Jessica sorriu à jovem. Aos catorze anos, Gabriela já prometia converter-se numa beleza. Embora ainda tivesse a figura esbelta e plana de uma menina, tinha um passo airoso que augurava uma elegância futura, uma pele fresca e leitosa e um rosto animado e harmonioso, com grandes olhos cinzentos muito vivos e um nariz arrebitado.

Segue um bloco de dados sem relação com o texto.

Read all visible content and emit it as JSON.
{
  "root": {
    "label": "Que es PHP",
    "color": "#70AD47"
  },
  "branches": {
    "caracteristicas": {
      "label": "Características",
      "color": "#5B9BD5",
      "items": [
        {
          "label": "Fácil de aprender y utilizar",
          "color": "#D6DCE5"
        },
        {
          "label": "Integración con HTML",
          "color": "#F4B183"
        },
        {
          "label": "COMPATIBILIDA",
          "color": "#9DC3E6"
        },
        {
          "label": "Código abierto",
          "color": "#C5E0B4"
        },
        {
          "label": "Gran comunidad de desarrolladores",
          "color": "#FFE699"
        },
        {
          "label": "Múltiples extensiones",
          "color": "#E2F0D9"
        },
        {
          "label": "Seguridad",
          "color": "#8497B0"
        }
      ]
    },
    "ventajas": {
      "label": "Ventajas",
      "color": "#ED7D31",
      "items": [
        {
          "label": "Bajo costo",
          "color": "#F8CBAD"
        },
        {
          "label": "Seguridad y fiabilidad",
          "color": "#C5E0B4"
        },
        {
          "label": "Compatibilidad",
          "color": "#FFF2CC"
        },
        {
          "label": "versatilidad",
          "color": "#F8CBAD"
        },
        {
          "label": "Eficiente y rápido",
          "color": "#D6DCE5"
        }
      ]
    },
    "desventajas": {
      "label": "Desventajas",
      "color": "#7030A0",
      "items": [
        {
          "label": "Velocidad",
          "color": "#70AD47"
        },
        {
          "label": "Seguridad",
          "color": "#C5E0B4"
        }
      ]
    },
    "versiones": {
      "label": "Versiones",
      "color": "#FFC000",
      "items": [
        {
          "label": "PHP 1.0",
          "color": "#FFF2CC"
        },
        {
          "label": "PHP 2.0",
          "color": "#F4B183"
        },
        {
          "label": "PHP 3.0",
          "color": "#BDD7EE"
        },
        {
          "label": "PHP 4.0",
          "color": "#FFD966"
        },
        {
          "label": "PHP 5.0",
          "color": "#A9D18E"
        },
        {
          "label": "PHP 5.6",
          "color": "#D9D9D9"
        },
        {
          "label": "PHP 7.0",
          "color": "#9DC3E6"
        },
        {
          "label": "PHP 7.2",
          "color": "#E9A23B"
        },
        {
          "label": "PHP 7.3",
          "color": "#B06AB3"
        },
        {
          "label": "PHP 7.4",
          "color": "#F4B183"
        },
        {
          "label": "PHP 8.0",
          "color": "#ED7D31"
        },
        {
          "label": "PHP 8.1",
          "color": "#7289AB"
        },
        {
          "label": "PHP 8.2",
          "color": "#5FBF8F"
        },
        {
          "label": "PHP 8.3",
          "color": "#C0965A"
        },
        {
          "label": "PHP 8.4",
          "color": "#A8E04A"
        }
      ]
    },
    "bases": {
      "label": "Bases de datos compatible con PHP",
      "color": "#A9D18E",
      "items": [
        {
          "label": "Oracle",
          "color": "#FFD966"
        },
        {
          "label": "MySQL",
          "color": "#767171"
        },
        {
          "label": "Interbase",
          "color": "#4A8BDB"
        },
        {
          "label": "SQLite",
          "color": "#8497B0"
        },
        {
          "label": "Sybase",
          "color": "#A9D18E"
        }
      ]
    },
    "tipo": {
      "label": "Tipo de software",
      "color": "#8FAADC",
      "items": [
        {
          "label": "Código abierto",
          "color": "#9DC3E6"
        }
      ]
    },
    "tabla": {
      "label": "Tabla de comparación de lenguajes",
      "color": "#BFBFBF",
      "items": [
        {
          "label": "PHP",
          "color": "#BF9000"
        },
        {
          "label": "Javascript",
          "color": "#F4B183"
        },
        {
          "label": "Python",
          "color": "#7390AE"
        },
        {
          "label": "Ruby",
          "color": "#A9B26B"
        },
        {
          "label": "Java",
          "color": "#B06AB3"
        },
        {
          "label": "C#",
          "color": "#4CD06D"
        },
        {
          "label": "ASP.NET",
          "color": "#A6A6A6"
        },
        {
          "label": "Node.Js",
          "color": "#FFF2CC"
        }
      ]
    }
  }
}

Jessica alegrava-se de ver Gabriela tão feliz embora, no fundo do seu coração, albergasse certas dúvidas. Quiçá o General se tivesse despertado e parecesse o mesmo de sempre. Até poderia recuperar as forças. Mas Jessica advertira que quase não movera o lado esquerdo da cara ao falar, e que não tinha fechado a mão esquerda em torno da de Gabriela em resposta ao seu aperto. Tinha permanecido inconsciente vários dias e, portanto, encontrava-se muito mais débil. Era muito velho e os anciãos eram sempre sensíveis às febres e resfriados, em especial depois de padecer algum mal. O General preocupava-a, não só porque sentia um sincero afecto por ele, mas porque a sua repentina doença a fizera compreender quão vulnerável era Gabriela. Menor de idade e órfã como era, podia ficar à mercê de pessoas como os Vesey. Jessica ocupara-se de Gabriela, tinha sido a sua companheira, mestra e confidente desde que a jovem tinha oito anos e amava-a como se fosse sua irmã. Mas, aos olhos dos demais, não era mais do que uma educadora e, se o General falecesse, o novo tutor de Gabriela poderia prescindir dos seus serviços e deixá-la sem trabalho. Tinha pensado nisto vezes sem conta durante a doença do General.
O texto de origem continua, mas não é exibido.